A Vale informou nesta sexta-feira que fechou acordo com a siderúrgica italiana Ilva para redução do preço do minério de ferro em 28,2 por cento este ano, na comparação com 2008, valor de referência que já havia conseguido com clientes do Japão e da Coreia do Sul, além da europeia ArcelorMittal.

REUTERS

17 Julho 2009 | 19h45

Com o acordo, o preço para 2009 passa a ser de 0,9651 dólar por unidade de ferro para o minério de ferro fino do Sistema Sul e Sudeste (SSF) e de 1,0095 dólar para o fino de Carajás (SFCJ), informou a mineradora em um comunicado.

As duas empresas concordaram também com a redução de 48,3 por cento no preço das pelotas (minério de ferro enriquecido), com o preço caindo para 1,1384 dólar por unidade de ferro para pelotas de alto forno de Tubarão, o mesmo fechado com outros clientes da mineradora brasileira.

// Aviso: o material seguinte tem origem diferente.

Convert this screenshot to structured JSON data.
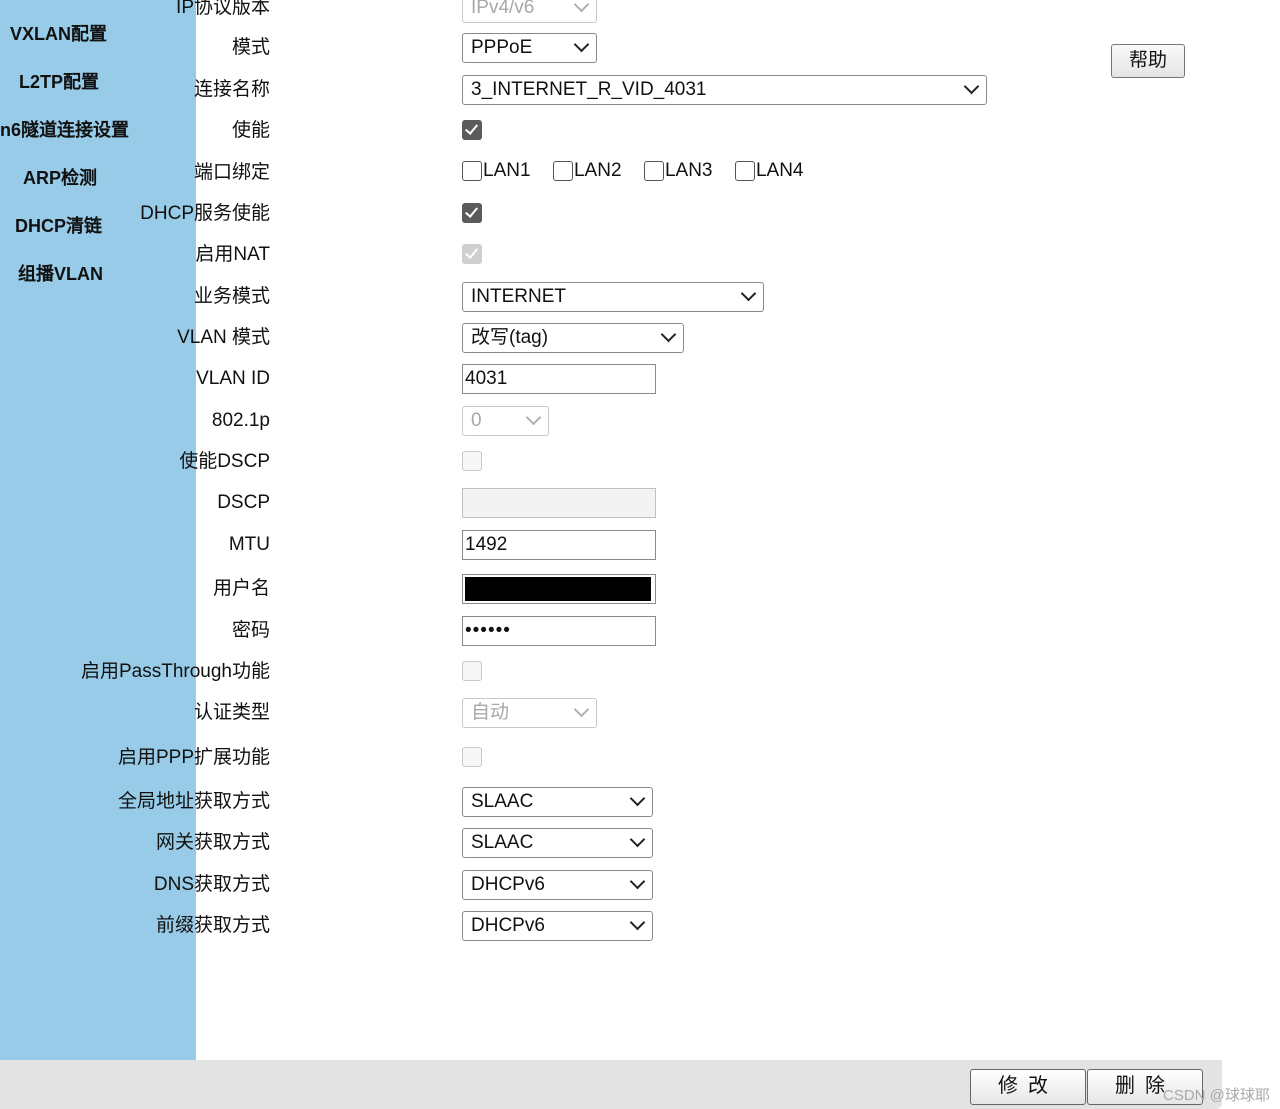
{
  "sidebar": {
    "items": [
      {
        "label": "VXLAN配置"
      },
      {
        "label": "L2TP配置"
      },
      {
        "label": "n6隧道连接设置"
      },
      {
        "label": "ARP检测"
      },
      {
        "label": "DHCP清链"
      },
      {
        "label": "组播VLAN"
      }
    ]
  },
  "help_label": "帮助",
  "form": {
    "ip_version": {
      "label": "IP协议版本",
      "value": "IPv4/v6"
    },
    "mode": {
      "label": "模式",
      "value": "PPPoE"
    },
    "connection_name": {
      "label": "连接名称",
      "value": "3_INTERNET_R_VID_4031"
    },
    "enable": {
      "label": "使能",
      "checked": true
    },
    "port_binding": {
      "label": "端口绑定",
      "options": [
        "LAN1",
        "LAN2",
        "LAN3",
        "LAN4"
      ]
    },
    "dhcp_service": {
      "label": "DHCP服务使能",
      "checked": true
    },
    "nat": {
      "label": "启用NAT",
      "checked": true
    },
    "service_mode": {
      "label": "业务模式",
      "value": "INTERNET"
    },
    "vlan_mode": {
      "label": "VLAN 模式",
      "value": "改写(tag)"
    },
    "vlan_id": {
      "label": "VLAN ID",
      "value": "4031"
    },
    "dot1p": {
      "label": "802.1p",
      "value": "0"
    },
    "enable_dscp": {
      "label": "使能DSCP",
      "checked": false
    },
    "dscp": {
      "label": "DSCP",
      "value": ""
    },
    "mtu": {
      "label": "MTU",
      "value": "1492"
    },
    "username": {
      "label": "用户名",
      "value": ""
    },
    "password": {
      "label": "密码",
      "value": "••••••"
    },
    "passthrough": {
      "label": "启用PassThrough功能",
      "checked": false
    },
    "auth_type": {
      "label": "认证类型",
      "value": "自动"
    },
    "ppp_ext": {
      "label": "启用PPP扩展功能",
      "checked": false
    },
    "global_addr": {
      "label": "全局地址获取方式",
      "value": "SLAAC"
    },
    "gateway": {
      "label": "网关获取方式",
      "value": "SLAAC"
    },
    "dns": {
      "label": "DNS获取方式",
      "value": "DHCPv6"
    },
    "prefix": {
      "label": "前缀获取方式",
      "value": "DHCPv6"
    }
  },
  "footer": {
    "modify_label": "修改",
    "delete_label": "删除",
    "watermark": "CSDN @球球耶"
  },
  "colors": {
    "sidebar_bg": "#97cbe8",
    "footer_bg": "#e3e3e3"
  }
}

Também nesta sexta-feira, após o fechamento do mercado, a Vale informou ter concluído as negociações do preço do minério de ferro com a Eregli Demir Celik (Erdemir), maior siderúrgica da Turquia.

A redução de preços acertada com a Erdemir, em meio à crise internacional, foi a mesma acordada com a Ilva para o minério fino (28,2 por cento) e para as pelotas (48,3 por cento).

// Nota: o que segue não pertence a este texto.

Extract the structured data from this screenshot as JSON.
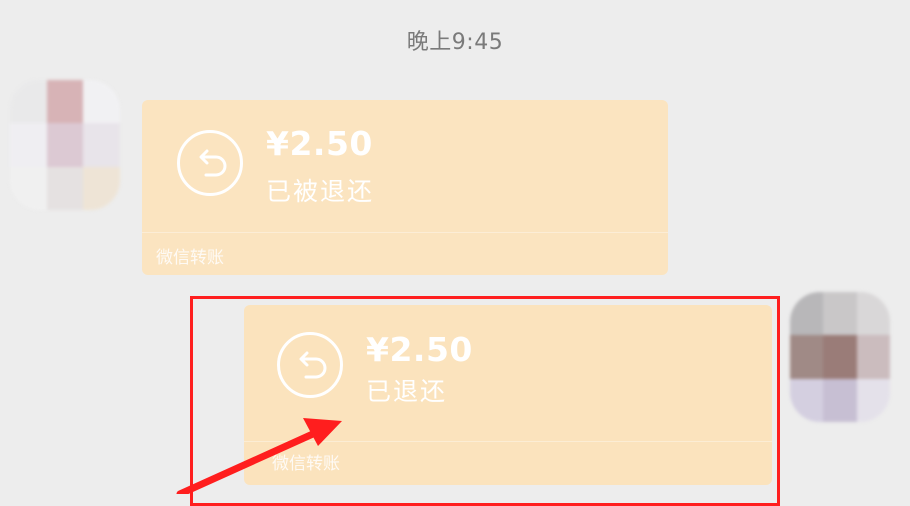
{
  "chat": {
    "timestamp": "晚上9:45",
    "messages": [
      {
        "side": "incoming",
        "amount": "¥2.50",
        "status": "已被退还",
        "service": "微信转账",
        "icon": "return-arrow-icon"
      },
      {
        "side": "outgoing",
        "amount": "¥2.50",
        "status": "已退还",
        "service": "微信转账",
        "icon": "return-arrow-icon"
      }
    ]
  },
  "colors": {
    "background": "#ededed",
    "bubble": "#fbe4c0",
    "highlight": "#ff1e1e",
    "text_on_bubble": "#ffffff"
  }
}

A Vale acertou ainda com a Erdemir queda de 44,47 por cento nos preços do minério granulado, na comparação com o valor de 2008.

CHINA

As ações da Vale fecharam em alta de 0,27 por cento, com investidores cautelosos com o papel enquanto a empresa não fecha contratos significativos de longo prazo na China, seu maior mercado. Já o Ibovespa teve alta de 0,3 por cento, aos 52.072 pontos.

Para o analista Pedro Galdi, da corretora SLW, as negociações com a China devem estar próximas de um final feliz para a Vale, que deve conseguir repassar o preço de referência com uma queda de 28,2 por cento em relação ao contrato de 2008, para seus principais clientes asiáticos.

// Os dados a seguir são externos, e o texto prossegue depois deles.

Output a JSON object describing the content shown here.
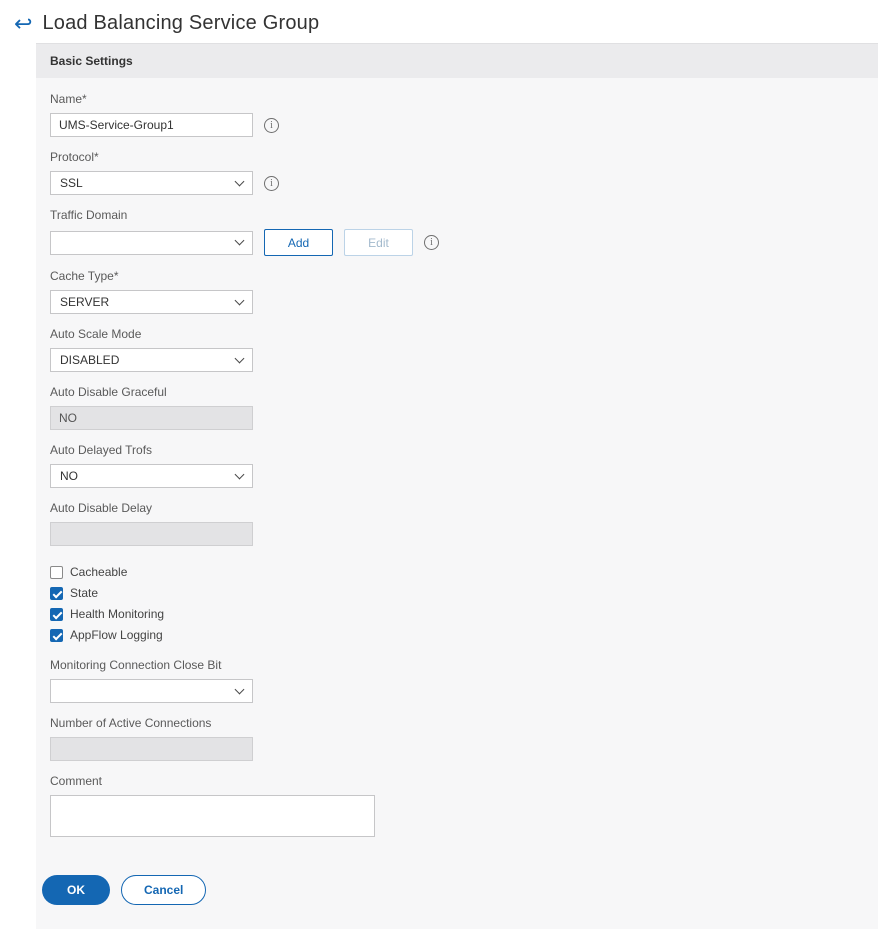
{
  "page": {
    "title": "Load Balancing Service Group"
  },
  "icons": {
    "back": "↩",
    "info": "i"
  },
  "panel": {
    "header": "Basic Settings"
  },
  "fields": {
    "name": {
      "label": "Name*",
      "value": "UMS-Service-Group1"
    },
    "protocol": {
      "label": "Protocol*",
      "value": "SSL"
    },
    "traffic_domain": {
      "label": "Traffic Domain",
      "value": "",
      "add_label": "Add",
      "edit_label": "Edit"
    },
    "cache_type": {
      "label": "Cache Type*",
      "value": "SERVER"
    },
    "auto_scale_mode": {
      "label": "Auto Scale Mode",
      "value": "DISABLED"
    },
    "auto_disable_graceful": {
      "label": "Auto Disable Graceful",
      "value": "NO"
    },
    "auto_delayed_trofs": {
      "label": "Auto Delayed Trofs",
      "value": "NO"
    },
    "auto_disable_delay": {
      "label": "Auto Disable Delay",
      "value": ""
    },
    "checkboxes": [
      {
        "label": "Cacheable",
        "checked": false
      },
      {
        "label": "State",
        "checked": true
      },
      {
        "label": "Health Monitoring",
        "checked": true
      },
      {
        "label": "AppFlow Logging",
        "checked": true
      }
    ],
    "monitoring_connection_close_bit": {
      "label": "Monitoring Connection Close Bit",
      "value": ""
    },
    "number_of_active_connections": {
      "label": "Number of Active Connections",
      "value": ""
    },
    "comment": {
      "label": "Comment",
      "value": ""
    }
  },
  "footer": {
    "ok_label": "OK",
    "cancel_label": "Cancel"
  },
  "colors": {
    "primary_blue": "#1467b3",
    "panel_bg": "#f7f7f8",
    "panel_header_bg": "#ebebed",
    "disabled_input_bg": "#e3e3e5"
  }
}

"A China deve estar tentando uma maneira de aceitar esse preço sem dar recibo que estava errada ao pedir uma redução maior (pedia queda de 40 por cento). A China vai ceder, mais cedo ou mais tarde, mas vai", afirmou o analista.

As ações da companhia tinham influência ainda de rumores de uma possível oferta pela empresa de fertilizantes Mosaic, apesar de o mercado descartar a compra. Sobre o assunto, a Vale afirmou apenas que não comenta boatos.

"Ela quer crescer em fosfato, mas o momento não é para um negócio tão grande, pode até estudar, mas não comprar, não faz sentido", avaliou Galdi.

"Toda sinalização deles é crescer no setor de siderurgia, ficar grande em cobre e carvão... pode até comprar fertilizantes, mas não desse porte", complementou.

A Mosaic é uma das maiores produtoras de fosfato e potássio do mundo.